I am currently running an AWS Glue job the converts csvs to parquet files. The source & target of the data is an S3 bucket and this all works fine. However I would like to include information from the s3 path within the parquet file.
I have looked at the transforms in the AWS Glue Studio's visual interface but can't find anything. I've search through some of the awsglue & pyspark python library but can't find anything related to collecting path/dir structure with glob or regex.
Any help appreciated.
CodePudding user response:
So it turns out AWSGlue/pyspark does have this feature but it requires a little data wrangling and use of the scripting feature in aws glue jobs.
You can use the input_file_name function to get the full file path. This can be mapped to a column like so:
ApplyMapping_node2 = ApplyMapping_node1.toDF().withColumn("path", input_file_name())
ApplyMapping_node3 = ApplyMapping_node2.fromDF(ApplyMapping_node2, glueContext, "ApplyMapping_node2")

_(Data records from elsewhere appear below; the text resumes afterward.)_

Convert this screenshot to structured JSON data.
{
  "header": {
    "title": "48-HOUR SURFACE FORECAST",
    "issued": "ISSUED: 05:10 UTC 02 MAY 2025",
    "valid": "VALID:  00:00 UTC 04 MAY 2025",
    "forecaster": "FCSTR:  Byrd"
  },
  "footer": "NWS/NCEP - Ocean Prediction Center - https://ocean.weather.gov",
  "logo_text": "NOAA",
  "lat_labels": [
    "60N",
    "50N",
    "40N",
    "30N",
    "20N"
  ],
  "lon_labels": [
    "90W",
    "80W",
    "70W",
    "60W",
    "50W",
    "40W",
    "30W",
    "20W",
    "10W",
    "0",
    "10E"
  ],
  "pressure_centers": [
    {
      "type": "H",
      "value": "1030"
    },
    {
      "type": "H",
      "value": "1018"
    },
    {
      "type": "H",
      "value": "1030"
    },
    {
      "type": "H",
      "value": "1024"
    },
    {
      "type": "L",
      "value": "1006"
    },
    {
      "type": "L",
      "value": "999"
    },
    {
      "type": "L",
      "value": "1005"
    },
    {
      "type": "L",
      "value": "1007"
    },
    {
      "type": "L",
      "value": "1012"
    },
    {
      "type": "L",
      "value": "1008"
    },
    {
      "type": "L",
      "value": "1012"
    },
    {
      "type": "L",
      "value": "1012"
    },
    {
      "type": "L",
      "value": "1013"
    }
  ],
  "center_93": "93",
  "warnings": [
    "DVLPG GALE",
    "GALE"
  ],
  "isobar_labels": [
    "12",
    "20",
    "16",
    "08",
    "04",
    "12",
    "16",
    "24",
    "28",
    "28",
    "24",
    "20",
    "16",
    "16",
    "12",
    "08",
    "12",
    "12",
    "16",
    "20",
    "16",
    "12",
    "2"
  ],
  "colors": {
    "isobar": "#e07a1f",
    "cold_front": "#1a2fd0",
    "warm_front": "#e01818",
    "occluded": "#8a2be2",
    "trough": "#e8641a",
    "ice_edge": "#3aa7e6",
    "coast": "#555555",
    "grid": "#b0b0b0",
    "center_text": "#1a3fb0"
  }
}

However, you if you need to split the path to get a specific file name you can do something like this:
ApplyMapping_node2 = ApplyMapping_node1.toDF().withColumn("path", input_file_name())
ApplyMapping_node3 = ApplyMapping_node2.withColumn("split_path", split_path_UDF(ApplyMapping_node3['path']))
ApplyMapping_node4 = ApplyMapping_node1.fromDF(ApplyMapping_node3, glueContext, "ApplyMapping_node4")
Where the split_path function is setup as a udf. Like so:
from pyspark.sql.functions import input_file_name, udf
def split_path(path):
return path.split('/')[-1]
split_path_UDF = udf(split_path, StringType())